Acórdão nº 2636/17.1T8SNT.L2.S2 de Supremo Tribunal de Justiça (Portugal), 30 de Abril de 2019

Magistrado ResponsávelRAIMUNDO QUEIRÓS
Data da Resolução30 de Abril de 2019
EmissorSupremo Tribunal de Justiça (Portugal)

Acordam no Supremo Tribunal de Justiça I- Relatório AA propôs processo especial de revitalização.

Por despacho datado de 09/02/2017, entendeu o Tribunal de 1ª instância que o caso dos autos preenchia os requisitos constantes do art.17.°-A e 17.°-C, n.° 1 e 2 do CIRE, pelo que declarou iniciado o processo especial de revitalização. E, por sentença datada de 29/11/2017, o Tribunal homologou o plano de revitalização do Revitalizando, ora Recorrente.

Porém, o credor Banco BB, S.A. e o credor CC, S.A. interpuseram recurso da sentença homologatória, alegando, designadamente, a inadmissibilidade da aplicação do processo especial de revitalização a pessoas singulares; a falta de documentos comprovativos da qualidade de empresário do Revitalizando, ora Recorrente e de indicação da data de início da sua actividade; e a falta de documentos comprovativos da sua situação financeira, nomeadamente, a respectiva declaração de IRS.

Por decisão singular, datada de 12/02/2018, o Tribunal da Relação de Lisboa considerou que as normas que regem o processo especial de revitalização devem ser objecto de uma interpretação restritiva conducente à sua aplicação exclusiva às pessoas singulares que sejam comerciantes, empresários ou que desenvolvam uma actividade económica por conta própria, julgando parcialmente os recursos interpostos, e determinou que o ora Recorrente juntasse aos autos prova documental atinente à demonstração de que é empresário, comerciante ou que desenvolve uma actividade económica por conta própria, bem como a data de início da sua actividade e declaração de IRS, sob pena de não homologação do plano de revitalização.

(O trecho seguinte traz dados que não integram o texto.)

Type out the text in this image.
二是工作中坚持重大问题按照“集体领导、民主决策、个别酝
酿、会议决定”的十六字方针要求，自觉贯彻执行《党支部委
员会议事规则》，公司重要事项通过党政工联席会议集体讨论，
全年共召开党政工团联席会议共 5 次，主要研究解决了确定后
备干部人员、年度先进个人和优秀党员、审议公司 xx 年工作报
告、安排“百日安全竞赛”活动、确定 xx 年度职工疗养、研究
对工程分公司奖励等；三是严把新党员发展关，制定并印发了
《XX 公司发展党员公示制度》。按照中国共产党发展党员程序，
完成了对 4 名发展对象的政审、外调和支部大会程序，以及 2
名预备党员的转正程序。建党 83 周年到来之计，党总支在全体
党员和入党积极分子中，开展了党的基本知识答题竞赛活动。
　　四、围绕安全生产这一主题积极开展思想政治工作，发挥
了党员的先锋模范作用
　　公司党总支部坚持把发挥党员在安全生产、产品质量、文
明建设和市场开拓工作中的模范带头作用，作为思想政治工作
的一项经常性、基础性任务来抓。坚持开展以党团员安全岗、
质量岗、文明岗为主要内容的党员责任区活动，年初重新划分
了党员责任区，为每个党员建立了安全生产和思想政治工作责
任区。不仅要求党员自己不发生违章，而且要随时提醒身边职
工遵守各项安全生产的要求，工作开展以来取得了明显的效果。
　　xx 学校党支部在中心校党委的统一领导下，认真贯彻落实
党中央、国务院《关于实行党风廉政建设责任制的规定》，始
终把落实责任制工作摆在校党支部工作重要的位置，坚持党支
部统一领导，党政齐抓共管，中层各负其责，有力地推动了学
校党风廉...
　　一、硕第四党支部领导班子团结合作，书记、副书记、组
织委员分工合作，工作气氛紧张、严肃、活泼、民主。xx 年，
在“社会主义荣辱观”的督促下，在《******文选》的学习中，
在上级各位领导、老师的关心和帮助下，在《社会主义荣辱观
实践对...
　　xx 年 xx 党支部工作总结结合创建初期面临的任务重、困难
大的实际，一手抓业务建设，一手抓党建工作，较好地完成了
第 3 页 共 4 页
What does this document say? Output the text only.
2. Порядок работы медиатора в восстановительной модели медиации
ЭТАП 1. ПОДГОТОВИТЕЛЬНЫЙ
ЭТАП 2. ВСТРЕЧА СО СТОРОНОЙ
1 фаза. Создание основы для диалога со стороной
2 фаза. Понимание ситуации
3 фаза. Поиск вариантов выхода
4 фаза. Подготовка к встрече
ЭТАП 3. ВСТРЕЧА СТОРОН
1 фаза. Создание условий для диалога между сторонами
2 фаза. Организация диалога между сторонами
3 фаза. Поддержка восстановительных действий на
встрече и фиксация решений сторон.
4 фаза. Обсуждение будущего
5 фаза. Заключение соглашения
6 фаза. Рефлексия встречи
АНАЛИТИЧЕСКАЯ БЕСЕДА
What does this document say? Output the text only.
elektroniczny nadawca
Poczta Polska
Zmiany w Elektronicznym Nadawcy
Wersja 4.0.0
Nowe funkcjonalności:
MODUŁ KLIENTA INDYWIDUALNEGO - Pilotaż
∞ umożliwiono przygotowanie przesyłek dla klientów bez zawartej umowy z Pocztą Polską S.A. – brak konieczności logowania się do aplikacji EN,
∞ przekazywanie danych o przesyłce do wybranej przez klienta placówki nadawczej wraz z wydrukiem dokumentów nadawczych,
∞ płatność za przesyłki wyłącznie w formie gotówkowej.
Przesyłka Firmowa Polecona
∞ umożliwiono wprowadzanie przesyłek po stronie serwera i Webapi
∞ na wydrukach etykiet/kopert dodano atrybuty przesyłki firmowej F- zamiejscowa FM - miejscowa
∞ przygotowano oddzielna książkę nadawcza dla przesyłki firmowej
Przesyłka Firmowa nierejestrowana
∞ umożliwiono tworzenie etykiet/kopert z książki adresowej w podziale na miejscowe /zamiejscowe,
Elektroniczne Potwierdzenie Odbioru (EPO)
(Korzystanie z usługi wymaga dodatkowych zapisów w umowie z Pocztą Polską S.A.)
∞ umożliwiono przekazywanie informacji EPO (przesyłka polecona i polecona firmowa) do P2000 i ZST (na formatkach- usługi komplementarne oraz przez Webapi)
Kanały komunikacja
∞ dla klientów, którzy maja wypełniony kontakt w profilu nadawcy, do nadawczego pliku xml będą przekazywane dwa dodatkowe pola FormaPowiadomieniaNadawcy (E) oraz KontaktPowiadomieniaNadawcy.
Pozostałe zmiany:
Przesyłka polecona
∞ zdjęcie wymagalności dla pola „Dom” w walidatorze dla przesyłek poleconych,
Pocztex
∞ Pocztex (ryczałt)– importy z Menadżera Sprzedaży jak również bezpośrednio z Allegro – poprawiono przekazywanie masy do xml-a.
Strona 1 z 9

Juntos os documentos, o Tribunal de 1ª instância proferiu decisão, com o seguinte teor: “Os documentos juntos aos autos pelo devedor não são passíveis de comprovar a sua qualidade de empresário ou comerciante, aquando da entrada dos presentes autos em juízo.

Assim sendo, na sequência da Douta decisão Sumária do Venerando Tribunal da Relação de Lisboa, revogo a homologação do Plano e determino o encerramento dos autos.” Inconformado com tal decisão o ora Recorrente interpôs recurso para o Tribunal da Relação de Lisboa.

A credora Banco BB S.A apresentou contra alegações, pronunciando-se pela improcedência do recurso.

O Tribunal da Relação de Lisboa, por acórdão de 15 de Novembro de 2018, julgou improcedente o recurso e manteve a decisão recorrida.

Desta decisão o Requerente interpôs recurso de revista excepcional por oposição de acórdãos, a qual não foi admitida pela Formação a que alude o artigo 672°, n° 3 do CPC, tendo ordenado a remessa dos autos a esta 6ª secção, para conhecimento como Revista normal.

O Recorrente formulou as seguintes conclusões: “1. O Tribunal da Relação de Lisboa, por acórdão datado de 15/11/2018, julgou improcedente o recurso de apelação e, por consequência, confirmou a decisão recorrida que tinha revogado a homologação do plano de revitalização e determinado o encerramento dos autos.

2.

O Tribunal da Relação de Lisboa aplicou erradamente as regras decorrentes do art.º 1.º, n.º 2, art.º 2.º, n.º 1 e art.º 17.º-A, n.º 1 e 2, todos do CIRE, na redação em vigor à data de entrada dos autos em juízo (07/02/2017), o que o levaria, por um lado, a julgar os documentos juntos aos autos pelo Recorrente insuscetíveis de comprovar a respetiva qualidade de empresário ou comerciante e, por outro, a julgar o PER inaplicável a pessoas singulares que não fossem comerciantes ou empresários ou que não exercessem uma atividade económica por conta própria.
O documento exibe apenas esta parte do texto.